Thu, Nov 17 2011 by Paul Jacob

In an important decision for initiative rights, the California Supreme Court today unanimously told the federal Ninth Circuit Court of Appeals that the proponents of initiatives in California have a legal right to defend their voter-enacted measures against legal challenges:

…the justices sided with Proposition 8 sponsors, who’ve argued they should be able to appeal a federal judge’s decision last year striking down the same-sex marriage ban because the governor and attorney general have refused to defend the voter-approved law. The state Supreme Court overwhelmingly agreed that Proposition 8 backers can go it alone in trying to preserve the gay marriage ban.

At issue is a lawsuit against Proposition 8, a ballot measure passed by California voters in 2008 to ban same-sex marriage. Federal District Court Judge Vaughn Walker ruled in August of 2010 that Prop 8 is unconstitutional as a violation of the equal protection rights of gay and lesbian couples.

The Ninth Circuit had delayed its review of Judge Walker’s ruling to ask California’s highest court if the sponsors of the ballot measure had legal standing to appeal the district court decision alone, after the governor and state attorney general declined to appeal the lower court ruling.

Chief Justice Tani Cantil-Sakauye, speaking for the entire court, wrote, “The inability of the official proponents of an initiative measure to appeal a trial court judgment invalidating the measure, when the public officials who ordinarily would file such an appeal decline to do so, would significantly undermine the initiative power.”

Now, the Ninth Circuit will move forward to decide the merits of the legal challenge to Prop 8:

The 9th Circuit must still resolve the legal question of whether Proposition 8 sponsors have standing under federal court rules to press the appeal, but legal experts have generally predicted the court would allow the case to proceed if gay marriage opponents secured a favorable ruling from the California Supreme Court, particularly because the federal judges themselves said they would follow the state Supreme Court’s guidance. In fact, the lawyers for same-sex couples conceded Thursday the issue is probably dead in the 9th Circuit.

David Boies, one of those lawyers, called it “very unlikely” the 9th Circuit would not follow the state Supreme Court’s ruling.

The 9th Circuit judges hearing the case previously indicated they were troubled by the possibility that a governor and attorney general could undermine a voter-approved law simply by refusing to defend it in court.

While taking no position either for or against Proposition 8, Citizens in Charge strongly supports the California Supreme Court’s decision that sponsors of initiatives have a legal right to defend their measures.
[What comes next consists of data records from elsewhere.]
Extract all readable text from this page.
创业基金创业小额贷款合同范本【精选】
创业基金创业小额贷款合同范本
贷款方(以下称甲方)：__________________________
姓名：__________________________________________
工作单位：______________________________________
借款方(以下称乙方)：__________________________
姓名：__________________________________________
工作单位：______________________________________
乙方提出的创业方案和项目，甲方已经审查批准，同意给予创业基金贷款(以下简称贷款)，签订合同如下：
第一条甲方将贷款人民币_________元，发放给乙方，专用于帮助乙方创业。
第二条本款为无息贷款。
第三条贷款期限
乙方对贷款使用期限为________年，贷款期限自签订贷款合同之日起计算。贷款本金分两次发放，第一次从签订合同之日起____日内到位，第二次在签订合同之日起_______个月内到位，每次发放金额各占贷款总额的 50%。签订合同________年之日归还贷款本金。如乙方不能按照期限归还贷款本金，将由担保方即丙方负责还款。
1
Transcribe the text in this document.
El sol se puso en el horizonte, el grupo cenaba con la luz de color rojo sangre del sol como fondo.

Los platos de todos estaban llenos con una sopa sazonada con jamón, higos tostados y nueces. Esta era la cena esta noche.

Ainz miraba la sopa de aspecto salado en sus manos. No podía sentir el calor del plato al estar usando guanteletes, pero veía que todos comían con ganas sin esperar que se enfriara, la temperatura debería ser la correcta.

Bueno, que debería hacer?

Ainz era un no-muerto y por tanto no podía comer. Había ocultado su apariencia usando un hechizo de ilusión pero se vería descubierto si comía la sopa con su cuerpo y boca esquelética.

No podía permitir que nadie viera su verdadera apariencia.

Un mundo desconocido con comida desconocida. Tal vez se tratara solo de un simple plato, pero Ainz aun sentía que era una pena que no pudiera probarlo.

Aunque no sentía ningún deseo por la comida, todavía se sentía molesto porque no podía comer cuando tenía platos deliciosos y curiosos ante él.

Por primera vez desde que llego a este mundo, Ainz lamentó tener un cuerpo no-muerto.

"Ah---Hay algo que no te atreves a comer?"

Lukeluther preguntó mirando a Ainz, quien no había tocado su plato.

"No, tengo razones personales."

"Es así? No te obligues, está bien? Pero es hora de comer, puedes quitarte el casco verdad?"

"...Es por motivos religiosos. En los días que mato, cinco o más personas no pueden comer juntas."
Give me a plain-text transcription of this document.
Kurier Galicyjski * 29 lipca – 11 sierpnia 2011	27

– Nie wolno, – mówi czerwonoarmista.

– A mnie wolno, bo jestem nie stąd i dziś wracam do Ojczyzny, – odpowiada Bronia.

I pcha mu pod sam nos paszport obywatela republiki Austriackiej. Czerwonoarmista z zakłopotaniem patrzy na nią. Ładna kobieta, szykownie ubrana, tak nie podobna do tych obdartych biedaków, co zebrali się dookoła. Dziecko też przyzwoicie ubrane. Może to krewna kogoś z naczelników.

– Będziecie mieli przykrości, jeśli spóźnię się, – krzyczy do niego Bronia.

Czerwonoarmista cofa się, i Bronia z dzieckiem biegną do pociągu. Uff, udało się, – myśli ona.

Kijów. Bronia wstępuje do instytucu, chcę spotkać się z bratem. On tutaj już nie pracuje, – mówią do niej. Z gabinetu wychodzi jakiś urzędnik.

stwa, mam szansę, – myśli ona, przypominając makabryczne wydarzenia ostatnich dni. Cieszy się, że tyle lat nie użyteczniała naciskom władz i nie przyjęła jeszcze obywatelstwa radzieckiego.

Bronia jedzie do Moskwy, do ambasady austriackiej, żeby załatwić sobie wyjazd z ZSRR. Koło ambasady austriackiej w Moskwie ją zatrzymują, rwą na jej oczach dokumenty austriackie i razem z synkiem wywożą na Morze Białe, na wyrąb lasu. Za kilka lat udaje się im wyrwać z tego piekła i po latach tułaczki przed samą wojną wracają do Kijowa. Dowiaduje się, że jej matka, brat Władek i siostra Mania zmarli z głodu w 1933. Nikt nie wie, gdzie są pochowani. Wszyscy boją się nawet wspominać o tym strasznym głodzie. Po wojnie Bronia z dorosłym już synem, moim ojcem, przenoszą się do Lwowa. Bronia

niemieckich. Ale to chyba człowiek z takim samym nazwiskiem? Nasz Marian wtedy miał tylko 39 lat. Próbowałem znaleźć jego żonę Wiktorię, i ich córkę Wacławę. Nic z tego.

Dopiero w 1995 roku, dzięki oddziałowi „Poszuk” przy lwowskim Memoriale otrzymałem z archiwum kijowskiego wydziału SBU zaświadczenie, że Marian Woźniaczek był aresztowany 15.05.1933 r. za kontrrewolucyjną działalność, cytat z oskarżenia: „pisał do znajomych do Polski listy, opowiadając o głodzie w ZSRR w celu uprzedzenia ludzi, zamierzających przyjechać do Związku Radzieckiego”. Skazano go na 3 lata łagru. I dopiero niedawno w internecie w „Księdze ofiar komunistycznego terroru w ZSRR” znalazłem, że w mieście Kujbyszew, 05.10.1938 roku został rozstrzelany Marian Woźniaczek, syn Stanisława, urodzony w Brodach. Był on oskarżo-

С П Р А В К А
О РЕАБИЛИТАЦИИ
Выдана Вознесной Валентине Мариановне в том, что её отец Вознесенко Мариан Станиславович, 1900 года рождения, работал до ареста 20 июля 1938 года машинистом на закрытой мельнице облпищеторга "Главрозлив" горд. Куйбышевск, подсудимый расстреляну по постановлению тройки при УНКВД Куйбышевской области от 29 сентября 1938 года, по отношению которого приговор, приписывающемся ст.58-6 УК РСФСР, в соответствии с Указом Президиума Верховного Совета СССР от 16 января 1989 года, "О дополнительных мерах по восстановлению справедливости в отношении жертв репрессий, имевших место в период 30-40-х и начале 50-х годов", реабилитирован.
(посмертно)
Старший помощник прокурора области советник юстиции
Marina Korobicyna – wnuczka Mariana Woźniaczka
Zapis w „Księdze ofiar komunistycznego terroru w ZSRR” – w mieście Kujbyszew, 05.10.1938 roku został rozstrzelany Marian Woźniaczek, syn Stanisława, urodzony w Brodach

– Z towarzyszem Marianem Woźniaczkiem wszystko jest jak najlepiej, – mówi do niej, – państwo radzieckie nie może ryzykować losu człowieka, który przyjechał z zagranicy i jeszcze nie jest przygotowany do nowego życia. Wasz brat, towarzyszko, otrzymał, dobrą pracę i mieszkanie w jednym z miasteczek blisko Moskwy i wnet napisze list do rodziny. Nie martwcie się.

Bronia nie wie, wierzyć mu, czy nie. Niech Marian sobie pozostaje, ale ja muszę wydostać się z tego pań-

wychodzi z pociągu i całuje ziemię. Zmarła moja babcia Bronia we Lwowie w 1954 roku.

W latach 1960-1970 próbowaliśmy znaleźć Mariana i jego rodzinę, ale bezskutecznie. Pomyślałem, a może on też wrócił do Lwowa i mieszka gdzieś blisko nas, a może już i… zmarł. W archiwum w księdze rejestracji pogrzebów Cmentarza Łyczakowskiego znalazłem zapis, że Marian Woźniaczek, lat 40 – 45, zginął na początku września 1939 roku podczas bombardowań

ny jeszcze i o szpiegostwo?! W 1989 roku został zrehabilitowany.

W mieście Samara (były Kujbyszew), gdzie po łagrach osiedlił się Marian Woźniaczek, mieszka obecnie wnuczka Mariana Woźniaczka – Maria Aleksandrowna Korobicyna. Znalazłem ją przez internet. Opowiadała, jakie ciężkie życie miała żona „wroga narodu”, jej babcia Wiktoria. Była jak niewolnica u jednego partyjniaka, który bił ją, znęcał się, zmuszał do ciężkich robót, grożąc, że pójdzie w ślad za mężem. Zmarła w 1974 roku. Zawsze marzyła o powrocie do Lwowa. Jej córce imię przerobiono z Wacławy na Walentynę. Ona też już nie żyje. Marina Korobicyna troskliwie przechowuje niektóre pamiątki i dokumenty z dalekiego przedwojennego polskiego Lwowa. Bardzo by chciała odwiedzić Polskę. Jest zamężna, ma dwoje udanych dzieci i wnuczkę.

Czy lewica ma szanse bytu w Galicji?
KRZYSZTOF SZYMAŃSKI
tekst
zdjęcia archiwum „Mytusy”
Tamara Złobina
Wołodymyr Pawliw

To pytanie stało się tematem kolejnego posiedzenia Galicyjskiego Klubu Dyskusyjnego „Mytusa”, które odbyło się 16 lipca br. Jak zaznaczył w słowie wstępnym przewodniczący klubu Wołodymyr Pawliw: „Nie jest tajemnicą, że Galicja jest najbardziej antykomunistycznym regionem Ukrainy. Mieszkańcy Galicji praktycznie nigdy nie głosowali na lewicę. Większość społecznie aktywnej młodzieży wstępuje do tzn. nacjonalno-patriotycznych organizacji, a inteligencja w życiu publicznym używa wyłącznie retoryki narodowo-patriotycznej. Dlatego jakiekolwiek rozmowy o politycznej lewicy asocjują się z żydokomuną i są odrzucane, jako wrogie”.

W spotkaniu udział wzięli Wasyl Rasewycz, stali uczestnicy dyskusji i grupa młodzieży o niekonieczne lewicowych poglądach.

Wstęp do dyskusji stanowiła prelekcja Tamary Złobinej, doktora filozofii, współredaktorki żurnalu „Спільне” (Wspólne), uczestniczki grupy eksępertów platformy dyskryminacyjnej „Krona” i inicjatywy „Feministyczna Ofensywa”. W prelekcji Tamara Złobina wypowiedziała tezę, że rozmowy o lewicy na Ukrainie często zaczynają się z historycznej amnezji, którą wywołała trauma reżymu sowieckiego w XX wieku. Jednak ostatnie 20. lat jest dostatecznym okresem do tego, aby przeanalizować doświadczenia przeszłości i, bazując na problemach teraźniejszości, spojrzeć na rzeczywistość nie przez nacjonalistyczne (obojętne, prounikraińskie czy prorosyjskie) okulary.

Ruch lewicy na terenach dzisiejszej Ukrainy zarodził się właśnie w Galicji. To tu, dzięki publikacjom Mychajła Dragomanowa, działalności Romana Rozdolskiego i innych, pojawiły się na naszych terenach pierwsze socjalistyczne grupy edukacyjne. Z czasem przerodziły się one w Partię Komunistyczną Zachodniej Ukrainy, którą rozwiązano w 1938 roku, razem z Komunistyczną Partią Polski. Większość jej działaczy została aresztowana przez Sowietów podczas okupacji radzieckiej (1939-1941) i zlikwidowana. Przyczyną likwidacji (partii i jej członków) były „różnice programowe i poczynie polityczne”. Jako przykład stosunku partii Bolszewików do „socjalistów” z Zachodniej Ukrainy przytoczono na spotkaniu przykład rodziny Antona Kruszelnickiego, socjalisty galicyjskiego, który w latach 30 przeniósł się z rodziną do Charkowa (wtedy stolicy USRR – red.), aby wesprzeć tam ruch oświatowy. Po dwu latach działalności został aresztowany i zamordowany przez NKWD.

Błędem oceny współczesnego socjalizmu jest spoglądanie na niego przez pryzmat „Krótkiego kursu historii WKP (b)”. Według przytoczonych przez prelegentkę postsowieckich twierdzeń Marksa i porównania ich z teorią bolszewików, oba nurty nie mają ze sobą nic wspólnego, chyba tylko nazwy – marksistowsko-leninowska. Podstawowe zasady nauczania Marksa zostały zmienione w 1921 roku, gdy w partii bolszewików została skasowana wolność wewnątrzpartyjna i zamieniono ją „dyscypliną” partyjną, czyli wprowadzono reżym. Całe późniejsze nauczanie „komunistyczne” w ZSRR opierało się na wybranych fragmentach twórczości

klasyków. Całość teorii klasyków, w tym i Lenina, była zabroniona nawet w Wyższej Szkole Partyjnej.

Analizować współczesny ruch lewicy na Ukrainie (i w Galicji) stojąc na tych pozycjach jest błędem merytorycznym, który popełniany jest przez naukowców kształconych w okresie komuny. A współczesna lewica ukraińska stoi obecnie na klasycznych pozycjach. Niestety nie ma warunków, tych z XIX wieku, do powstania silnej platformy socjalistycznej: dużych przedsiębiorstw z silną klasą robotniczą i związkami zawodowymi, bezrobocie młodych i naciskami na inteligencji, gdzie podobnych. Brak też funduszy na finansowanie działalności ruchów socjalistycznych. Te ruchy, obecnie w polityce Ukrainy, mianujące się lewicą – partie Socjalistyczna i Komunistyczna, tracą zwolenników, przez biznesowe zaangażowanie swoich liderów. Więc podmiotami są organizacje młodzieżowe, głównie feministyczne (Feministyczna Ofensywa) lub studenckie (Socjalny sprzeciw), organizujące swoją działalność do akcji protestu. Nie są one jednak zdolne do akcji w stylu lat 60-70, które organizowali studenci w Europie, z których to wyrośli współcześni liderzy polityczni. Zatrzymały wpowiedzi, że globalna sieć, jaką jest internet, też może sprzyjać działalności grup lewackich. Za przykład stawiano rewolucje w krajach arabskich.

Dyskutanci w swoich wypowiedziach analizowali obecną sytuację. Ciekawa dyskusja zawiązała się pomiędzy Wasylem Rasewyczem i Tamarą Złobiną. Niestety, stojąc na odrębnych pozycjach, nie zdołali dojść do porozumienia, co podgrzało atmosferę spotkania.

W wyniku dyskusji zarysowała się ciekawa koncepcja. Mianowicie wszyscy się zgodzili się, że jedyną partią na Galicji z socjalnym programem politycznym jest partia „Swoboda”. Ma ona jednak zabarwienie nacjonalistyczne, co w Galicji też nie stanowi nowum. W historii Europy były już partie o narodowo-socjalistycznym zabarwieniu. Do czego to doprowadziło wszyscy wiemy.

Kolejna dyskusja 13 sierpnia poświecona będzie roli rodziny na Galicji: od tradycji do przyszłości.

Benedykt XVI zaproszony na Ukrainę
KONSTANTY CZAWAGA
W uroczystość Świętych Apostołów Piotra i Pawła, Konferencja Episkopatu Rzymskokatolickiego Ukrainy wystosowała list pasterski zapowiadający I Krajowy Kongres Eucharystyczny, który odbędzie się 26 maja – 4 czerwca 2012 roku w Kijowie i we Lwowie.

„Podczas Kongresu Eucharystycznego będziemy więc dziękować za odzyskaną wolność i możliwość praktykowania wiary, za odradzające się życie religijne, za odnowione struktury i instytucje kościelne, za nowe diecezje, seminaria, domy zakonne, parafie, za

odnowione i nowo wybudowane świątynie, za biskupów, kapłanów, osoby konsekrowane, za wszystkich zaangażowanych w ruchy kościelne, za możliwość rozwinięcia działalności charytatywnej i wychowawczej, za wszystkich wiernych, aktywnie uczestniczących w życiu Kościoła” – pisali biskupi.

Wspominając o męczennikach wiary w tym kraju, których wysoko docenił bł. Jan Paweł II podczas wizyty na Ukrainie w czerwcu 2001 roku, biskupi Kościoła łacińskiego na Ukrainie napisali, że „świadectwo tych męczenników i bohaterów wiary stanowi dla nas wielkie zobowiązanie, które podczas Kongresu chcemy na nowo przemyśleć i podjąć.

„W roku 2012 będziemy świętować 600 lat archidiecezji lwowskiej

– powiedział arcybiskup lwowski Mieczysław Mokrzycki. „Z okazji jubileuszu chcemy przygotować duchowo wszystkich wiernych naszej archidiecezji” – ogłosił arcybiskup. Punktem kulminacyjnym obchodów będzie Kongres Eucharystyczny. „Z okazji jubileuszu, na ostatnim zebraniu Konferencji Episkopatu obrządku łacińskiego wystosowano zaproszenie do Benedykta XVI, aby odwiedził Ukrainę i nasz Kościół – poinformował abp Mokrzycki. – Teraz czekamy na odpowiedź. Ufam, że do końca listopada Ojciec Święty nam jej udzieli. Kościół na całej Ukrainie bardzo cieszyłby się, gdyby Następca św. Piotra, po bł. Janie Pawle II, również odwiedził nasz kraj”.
Read the San Jose Mercury News story on this decision here.

A copy of the decision is here.

Prop 8 Legal Challenge

Comments

That the initiative at issue involves writing bigotry into the California Constitution makes this both distasteful and problematic.

Still, if these initiatives are to exist — with their doing end runs around legislators and officials — allowing them to be halted with a double-edged sword, by both those officials refusing to defend them AND excluding their proponents from doing so, makes little sense.